I led a discussion on Sunday night which went from the greatest strenghts to the greatest weaknesses of the church; how we can be as Christ to our communities and the many times when we fail to do so. Mountains had been part of my remit for the discussion, but we didn't get there until the very end, when I felt that we desperately needed the clarity and grace than mountains can bring. Throughout the scriptures, from Ararat to Carmel, Sinai to the Mountain of the Transfiguration, we have seen and heard God on the mountains, in wind and fire and in the sound of sheer silence. So on Sunday night, from all of our seeking for the way to proclaim the gospel afresh in this generation, I brought us back to the mountains and we kept silence and listened.

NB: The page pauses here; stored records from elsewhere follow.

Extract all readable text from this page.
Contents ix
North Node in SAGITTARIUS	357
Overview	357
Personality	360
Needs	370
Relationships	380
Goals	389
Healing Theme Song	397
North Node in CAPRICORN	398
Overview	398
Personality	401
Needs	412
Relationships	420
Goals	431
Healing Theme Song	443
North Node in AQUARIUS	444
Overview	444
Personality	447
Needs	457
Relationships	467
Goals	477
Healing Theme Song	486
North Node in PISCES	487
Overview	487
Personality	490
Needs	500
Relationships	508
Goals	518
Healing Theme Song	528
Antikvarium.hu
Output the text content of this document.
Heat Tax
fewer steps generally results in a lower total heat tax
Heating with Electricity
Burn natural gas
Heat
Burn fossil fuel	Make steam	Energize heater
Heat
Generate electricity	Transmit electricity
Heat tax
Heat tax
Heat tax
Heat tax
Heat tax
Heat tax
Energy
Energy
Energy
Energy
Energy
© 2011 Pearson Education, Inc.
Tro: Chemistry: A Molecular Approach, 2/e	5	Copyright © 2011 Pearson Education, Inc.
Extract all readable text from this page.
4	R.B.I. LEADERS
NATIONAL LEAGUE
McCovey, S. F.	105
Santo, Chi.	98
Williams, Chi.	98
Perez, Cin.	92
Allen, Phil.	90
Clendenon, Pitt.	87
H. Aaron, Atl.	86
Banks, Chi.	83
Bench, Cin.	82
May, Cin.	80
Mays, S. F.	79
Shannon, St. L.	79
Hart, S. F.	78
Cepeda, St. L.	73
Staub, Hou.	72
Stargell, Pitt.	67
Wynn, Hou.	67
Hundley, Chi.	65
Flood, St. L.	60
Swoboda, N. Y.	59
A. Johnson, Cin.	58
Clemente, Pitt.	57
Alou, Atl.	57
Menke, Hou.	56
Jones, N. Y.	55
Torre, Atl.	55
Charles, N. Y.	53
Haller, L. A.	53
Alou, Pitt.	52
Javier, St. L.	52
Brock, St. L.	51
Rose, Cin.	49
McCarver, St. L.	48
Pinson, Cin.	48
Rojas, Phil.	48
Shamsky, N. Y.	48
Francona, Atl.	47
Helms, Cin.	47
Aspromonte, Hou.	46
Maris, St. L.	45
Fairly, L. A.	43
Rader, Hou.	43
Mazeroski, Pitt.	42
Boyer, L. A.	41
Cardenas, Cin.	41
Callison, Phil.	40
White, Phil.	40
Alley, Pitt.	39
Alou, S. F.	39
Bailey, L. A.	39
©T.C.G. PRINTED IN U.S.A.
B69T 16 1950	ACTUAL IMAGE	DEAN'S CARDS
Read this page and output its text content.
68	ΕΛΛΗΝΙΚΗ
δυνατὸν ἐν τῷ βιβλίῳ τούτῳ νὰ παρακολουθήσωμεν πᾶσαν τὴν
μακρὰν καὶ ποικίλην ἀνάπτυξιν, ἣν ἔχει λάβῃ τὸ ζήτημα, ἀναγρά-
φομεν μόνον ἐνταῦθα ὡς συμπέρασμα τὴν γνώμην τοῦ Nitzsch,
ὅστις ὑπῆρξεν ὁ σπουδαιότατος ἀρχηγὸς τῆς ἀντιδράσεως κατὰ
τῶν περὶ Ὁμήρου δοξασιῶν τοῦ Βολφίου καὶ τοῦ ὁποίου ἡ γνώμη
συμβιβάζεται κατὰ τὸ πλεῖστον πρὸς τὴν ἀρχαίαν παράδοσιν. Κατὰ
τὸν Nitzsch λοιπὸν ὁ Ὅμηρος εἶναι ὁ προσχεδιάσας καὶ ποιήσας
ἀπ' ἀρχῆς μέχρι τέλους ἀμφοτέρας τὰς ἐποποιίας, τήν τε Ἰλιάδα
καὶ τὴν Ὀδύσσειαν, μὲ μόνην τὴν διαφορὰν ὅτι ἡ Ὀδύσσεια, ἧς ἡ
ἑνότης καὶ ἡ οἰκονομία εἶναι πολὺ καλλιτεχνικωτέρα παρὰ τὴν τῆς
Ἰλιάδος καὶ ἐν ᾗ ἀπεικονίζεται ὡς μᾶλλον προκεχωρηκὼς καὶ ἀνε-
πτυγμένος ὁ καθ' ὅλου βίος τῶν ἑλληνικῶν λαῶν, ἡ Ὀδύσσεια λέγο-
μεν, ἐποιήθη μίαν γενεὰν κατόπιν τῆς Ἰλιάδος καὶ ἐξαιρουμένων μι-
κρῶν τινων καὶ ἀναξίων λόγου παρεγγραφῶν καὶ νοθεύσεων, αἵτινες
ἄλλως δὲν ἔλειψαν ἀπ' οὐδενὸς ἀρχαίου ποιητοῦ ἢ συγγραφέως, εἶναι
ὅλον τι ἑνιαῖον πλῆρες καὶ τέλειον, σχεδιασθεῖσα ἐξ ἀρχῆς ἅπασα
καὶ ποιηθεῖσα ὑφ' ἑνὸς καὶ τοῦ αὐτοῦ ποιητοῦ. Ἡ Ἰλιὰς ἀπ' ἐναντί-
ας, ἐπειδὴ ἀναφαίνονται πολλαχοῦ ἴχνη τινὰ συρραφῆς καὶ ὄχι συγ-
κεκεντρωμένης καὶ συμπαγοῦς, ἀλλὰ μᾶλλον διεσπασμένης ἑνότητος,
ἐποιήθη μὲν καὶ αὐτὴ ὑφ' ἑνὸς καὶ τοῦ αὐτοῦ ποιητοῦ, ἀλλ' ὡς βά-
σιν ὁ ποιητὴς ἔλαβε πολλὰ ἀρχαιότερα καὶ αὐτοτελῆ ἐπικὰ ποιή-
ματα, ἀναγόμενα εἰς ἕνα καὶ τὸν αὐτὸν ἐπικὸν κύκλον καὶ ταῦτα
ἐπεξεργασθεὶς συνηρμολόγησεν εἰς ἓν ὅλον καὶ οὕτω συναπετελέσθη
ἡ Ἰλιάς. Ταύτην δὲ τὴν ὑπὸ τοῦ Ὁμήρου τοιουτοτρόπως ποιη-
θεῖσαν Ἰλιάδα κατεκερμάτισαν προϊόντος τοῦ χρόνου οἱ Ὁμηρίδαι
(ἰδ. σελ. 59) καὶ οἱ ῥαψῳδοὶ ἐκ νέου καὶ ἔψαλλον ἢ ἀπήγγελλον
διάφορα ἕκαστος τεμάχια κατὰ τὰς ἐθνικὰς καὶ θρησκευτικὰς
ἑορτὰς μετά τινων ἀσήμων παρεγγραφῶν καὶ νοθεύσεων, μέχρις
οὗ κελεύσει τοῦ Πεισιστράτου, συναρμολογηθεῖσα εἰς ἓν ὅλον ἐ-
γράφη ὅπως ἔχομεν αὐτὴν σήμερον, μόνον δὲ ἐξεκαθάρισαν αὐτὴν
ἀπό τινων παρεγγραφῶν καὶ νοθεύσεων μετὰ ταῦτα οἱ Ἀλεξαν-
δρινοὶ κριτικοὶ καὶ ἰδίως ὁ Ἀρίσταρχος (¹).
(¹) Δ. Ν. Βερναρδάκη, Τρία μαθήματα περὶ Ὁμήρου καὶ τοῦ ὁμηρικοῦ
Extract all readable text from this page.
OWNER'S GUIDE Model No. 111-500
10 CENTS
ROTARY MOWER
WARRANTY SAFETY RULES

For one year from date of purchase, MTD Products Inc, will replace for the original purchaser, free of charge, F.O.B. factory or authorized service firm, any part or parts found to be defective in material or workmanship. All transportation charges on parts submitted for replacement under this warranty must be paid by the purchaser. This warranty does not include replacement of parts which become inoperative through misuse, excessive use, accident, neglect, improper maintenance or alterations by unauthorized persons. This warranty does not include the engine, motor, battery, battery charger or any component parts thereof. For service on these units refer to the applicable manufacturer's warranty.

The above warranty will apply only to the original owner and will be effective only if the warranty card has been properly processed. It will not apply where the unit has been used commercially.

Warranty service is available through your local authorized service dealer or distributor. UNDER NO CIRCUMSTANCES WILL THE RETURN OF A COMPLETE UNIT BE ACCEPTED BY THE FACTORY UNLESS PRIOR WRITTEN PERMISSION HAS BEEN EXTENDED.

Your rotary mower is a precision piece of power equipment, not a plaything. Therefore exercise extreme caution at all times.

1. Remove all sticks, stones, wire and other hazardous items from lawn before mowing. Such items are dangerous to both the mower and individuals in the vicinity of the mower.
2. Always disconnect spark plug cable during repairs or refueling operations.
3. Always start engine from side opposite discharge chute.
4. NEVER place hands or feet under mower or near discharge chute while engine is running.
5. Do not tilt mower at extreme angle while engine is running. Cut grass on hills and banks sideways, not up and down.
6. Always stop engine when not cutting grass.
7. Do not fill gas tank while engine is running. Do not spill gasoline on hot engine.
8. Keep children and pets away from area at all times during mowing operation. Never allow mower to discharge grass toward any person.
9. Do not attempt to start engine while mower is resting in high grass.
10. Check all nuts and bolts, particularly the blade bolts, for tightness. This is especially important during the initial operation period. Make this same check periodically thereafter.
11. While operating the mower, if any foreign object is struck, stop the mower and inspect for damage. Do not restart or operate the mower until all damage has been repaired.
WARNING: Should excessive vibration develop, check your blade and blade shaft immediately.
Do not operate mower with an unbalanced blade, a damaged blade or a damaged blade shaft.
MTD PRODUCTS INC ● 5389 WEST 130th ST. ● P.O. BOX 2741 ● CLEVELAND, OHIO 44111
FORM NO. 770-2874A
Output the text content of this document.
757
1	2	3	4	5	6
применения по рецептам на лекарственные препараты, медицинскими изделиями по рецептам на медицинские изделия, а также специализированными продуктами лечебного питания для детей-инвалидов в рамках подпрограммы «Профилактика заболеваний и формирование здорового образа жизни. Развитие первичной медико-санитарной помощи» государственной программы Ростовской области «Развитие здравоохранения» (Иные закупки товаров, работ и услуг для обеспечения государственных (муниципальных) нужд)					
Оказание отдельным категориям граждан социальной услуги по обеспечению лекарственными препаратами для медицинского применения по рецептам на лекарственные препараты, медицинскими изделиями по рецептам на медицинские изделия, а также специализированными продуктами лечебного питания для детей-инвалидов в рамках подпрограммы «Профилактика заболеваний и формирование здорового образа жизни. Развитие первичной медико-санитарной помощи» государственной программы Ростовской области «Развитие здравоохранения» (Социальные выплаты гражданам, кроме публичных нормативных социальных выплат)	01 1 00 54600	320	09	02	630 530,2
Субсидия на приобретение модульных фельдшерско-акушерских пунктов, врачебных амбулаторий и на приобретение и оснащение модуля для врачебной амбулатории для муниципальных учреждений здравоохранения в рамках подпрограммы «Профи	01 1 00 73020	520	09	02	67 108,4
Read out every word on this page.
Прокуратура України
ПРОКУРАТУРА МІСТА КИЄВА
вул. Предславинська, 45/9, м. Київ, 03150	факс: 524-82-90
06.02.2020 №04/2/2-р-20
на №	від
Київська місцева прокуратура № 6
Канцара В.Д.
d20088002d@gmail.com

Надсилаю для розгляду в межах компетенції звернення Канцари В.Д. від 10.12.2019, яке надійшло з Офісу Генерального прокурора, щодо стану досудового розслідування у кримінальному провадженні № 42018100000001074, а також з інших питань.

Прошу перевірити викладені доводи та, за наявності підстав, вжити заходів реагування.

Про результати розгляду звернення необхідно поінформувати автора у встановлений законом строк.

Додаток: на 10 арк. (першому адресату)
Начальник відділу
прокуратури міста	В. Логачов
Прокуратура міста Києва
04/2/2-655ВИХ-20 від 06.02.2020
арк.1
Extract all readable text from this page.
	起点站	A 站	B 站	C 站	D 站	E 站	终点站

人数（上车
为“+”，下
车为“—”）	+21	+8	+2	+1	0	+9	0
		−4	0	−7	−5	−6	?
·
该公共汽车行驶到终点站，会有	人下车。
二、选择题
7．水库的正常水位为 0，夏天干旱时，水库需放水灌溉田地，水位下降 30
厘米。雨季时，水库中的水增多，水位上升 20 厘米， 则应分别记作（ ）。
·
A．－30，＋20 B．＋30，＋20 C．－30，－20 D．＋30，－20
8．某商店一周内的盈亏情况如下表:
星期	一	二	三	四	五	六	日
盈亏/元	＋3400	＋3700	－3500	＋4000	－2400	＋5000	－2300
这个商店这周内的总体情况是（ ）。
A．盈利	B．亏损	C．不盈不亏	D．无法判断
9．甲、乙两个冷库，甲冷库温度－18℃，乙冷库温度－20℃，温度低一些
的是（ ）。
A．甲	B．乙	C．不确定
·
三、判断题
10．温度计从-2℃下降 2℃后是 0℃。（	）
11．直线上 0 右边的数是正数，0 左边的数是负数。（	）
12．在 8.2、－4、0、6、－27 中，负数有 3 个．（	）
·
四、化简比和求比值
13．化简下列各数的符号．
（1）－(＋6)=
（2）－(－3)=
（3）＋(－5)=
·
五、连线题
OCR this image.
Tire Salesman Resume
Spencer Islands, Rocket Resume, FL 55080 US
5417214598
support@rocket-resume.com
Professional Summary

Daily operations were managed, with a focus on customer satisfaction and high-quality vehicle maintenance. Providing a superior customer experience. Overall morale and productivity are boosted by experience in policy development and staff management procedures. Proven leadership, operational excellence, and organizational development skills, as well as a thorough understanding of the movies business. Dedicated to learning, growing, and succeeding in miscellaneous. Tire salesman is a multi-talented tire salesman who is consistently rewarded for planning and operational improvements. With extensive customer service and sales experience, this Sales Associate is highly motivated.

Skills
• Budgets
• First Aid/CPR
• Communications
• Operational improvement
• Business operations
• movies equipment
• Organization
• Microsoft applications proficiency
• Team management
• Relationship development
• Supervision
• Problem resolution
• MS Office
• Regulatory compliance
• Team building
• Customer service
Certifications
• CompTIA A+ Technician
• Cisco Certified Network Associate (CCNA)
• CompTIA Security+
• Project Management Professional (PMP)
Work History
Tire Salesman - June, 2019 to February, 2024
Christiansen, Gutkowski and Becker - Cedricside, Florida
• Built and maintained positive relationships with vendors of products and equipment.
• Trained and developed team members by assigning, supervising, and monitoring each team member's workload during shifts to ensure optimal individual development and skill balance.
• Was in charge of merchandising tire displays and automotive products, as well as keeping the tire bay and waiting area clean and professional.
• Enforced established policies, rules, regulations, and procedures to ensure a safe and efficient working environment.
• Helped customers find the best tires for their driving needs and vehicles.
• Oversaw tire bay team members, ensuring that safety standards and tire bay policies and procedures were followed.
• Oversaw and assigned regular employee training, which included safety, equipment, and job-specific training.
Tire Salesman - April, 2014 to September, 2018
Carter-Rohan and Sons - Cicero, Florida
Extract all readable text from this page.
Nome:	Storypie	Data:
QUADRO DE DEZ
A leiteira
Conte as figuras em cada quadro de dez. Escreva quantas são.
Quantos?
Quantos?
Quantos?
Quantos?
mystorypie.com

Selworthy Sands is, to state the blindingly obvious, not a mountain. But it can offer the same clarity, the same peace, the same grace. It is a wonderful place to be still and pray, on Wednesday for a few short hours I was very glad to be there.

It is also a wonderful place to walk and swim. Although why the beach shelves so gently, when less than a mile west, on the other side of Hurlstone Point, it falls at 45 degrees on the Bosstington Beach shingle ridge is a mystery. What both Bossington and Selworthy do however share [and this should be stressed in any post] is a ferocious current. On Bossington it goes west, on Selworthy it goes east but in both cases you have to swim fast in the opposite direction in order to stay still and avoid the rocks. Be careful, but swimming there is still worth it, in spades.